I consider Spot Us, which launched today, to be one of the more important news experiments out there right now.

For those just hearing of it now: The site, dreamed up and guided by the brilliant David Cohn, shares editorial power with the community. It can begin with a story pitch by a journalist, or a news tip from your average resident. Once a story is pitched, the community votes with its wallet on whether or not to write the story. If you believe the story is worthwhile, you offer a small contribution. Once enough money is raised to hire a reporter, the story is written and offered to whatever media would like to use it.

It allows the community to be the assignment editor. The community directly tells you how much value they place on a story based on their own pocketbook.

Do yourself a favor and read far more about it in far better ways at the Spot.Us site, at the Knight Digital Media Center, at the New York Times, and a billion other places.

What makes the concept so important is that it’s a much-needed juke away from the sacred advertising model, the altar to which newspapers have prayed for so long yet is crumbling before us.
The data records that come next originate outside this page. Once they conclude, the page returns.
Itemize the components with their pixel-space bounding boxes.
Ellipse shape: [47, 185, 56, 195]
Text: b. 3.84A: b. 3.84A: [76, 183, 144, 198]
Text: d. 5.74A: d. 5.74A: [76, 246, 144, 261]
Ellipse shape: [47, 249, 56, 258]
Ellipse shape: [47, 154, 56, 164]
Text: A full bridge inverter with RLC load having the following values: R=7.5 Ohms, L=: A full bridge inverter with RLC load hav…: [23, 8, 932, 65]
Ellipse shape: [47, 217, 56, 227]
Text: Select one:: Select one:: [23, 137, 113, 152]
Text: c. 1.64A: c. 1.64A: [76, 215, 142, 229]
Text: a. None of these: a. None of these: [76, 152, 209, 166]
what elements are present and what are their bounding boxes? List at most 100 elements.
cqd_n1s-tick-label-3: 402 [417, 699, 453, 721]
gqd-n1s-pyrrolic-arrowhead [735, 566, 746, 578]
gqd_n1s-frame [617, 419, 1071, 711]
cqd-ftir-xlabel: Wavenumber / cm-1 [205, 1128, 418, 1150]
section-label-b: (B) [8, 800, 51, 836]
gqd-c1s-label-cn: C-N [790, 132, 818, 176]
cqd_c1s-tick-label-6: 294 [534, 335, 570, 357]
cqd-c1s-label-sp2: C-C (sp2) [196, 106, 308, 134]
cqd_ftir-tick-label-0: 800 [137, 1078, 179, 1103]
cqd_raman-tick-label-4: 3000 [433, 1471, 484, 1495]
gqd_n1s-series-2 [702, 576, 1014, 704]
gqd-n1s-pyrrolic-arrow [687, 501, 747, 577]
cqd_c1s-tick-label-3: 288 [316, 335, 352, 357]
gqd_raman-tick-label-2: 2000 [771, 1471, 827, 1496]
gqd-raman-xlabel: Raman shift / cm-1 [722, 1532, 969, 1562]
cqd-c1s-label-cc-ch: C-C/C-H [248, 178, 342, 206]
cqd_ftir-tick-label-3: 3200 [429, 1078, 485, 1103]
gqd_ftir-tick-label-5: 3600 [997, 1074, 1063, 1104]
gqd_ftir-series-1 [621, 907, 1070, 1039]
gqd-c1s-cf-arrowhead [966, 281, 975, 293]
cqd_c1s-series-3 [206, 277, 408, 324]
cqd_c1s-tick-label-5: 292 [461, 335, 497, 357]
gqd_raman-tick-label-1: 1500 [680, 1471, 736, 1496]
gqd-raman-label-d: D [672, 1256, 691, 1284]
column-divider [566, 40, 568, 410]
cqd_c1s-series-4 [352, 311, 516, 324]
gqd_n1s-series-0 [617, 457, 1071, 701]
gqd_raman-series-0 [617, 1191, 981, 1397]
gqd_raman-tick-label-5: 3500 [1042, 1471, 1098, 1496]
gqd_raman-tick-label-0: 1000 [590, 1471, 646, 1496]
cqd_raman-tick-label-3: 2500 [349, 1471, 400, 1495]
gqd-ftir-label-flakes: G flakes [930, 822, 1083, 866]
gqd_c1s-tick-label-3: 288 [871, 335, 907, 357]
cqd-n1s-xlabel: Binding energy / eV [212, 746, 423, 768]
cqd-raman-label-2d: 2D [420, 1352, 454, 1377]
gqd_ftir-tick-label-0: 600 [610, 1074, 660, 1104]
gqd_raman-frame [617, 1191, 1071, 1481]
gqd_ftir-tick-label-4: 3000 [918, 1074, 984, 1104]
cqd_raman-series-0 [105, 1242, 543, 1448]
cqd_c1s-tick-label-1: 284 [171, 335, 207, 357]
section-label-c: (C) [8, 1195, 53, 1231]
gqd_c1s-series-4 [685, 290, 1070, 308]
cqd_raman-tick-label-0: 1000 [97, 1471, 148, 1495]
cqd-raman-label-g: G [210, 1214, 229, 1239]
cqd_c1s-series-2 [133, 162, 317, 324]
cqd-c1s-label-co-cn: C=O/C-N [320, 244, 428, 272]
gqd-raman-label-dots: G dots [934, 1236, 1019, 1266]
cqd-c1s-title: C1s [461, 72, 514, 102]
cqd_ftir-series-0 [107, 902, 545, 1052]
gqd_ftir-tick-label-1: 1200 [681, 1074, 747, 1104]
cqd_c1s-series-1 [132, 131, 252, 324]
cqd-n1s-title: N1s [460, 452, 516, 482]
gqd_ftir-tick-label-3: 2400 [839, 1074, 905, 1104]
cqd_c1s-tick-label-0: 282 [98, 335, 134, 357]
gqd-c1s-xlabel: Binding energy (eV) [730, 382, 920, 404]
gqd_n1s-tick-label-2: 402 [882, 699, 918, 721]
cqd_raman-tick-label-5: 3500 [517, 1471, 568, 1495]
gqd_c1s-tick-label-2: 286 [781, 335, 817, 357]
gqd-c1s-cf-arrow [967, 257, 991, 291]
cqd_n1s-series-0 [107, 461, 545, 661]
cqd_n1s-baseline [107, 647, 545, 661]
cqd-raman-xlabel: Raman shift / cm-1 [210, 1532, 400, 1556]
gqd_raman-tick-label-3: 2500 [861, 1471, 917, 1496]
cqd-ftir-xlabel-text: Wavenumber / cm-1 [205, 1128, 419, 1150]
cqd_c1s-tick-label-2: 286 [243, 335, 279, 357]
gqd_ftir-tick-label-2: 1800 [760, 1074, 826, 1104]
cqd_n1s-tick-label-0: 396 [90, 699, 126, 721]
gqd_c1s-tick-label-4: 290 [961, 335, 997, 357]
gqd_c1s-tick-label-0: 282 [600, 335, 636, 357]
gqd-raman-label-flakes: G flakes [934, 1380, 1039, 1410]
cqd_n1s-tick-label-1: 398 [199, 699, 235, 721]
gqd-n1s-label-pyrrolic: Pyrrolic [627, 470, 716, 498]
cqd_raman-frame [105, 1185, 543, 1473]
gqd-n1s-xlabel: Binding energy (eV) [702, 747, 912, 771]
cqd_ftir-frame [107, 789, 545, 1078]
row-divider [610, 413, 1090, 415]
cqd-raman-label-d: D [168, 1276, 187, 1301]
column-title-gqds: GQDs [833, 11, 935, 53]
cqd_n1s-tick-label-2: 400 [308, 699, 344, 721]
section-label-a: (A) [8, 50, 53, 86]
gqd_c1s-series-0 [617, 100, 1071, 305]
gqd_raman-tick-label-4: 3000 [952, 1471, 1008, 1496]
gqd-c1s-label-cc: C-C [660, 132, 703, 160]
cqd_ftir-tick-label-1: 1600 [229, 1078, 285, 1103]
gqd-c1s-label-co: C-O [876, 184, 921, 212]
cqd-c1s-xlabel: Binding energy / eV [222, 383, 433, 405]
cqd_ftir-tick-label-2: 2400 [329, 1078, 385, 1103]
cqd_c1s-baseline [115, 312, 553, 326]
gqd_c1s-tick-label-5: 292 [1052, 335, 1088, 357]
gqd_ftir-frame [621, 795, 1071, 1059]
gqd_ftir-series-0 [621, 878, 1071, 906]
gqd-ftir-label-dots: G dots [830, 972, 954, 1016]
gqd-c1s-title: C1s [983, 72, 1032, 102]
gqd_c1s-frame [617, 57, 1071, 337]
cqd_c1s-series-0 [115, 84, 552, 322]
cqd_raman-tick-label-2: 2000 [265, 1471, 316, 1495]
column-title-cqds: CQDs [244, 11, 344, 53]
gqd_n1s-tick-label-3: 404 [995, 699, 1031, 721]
This isn’t the kind of cosmetic change we’re used to hearing from news organizations trying to reinvent themselves — More blogs! Users can now comment on stories! — this is a turn-everything-upside-down-and-tear-it-all-apart attempt at finding a new business model. Or at least part of one.

Yes, I must add that I have my skepticisms, the ones that probably have immediately stirred in your head. But here’s the fun part: David is aware of these skepticisms, and as far as I know he embraces them. He knows this is an experiment (funded by a Knight News Challenge grant).

It’s part of the evolutionary process that has mostly passed news organizations by. I’ll be watching closely to see what works and what doesn’t. One way or another, we’re going to know more about our future.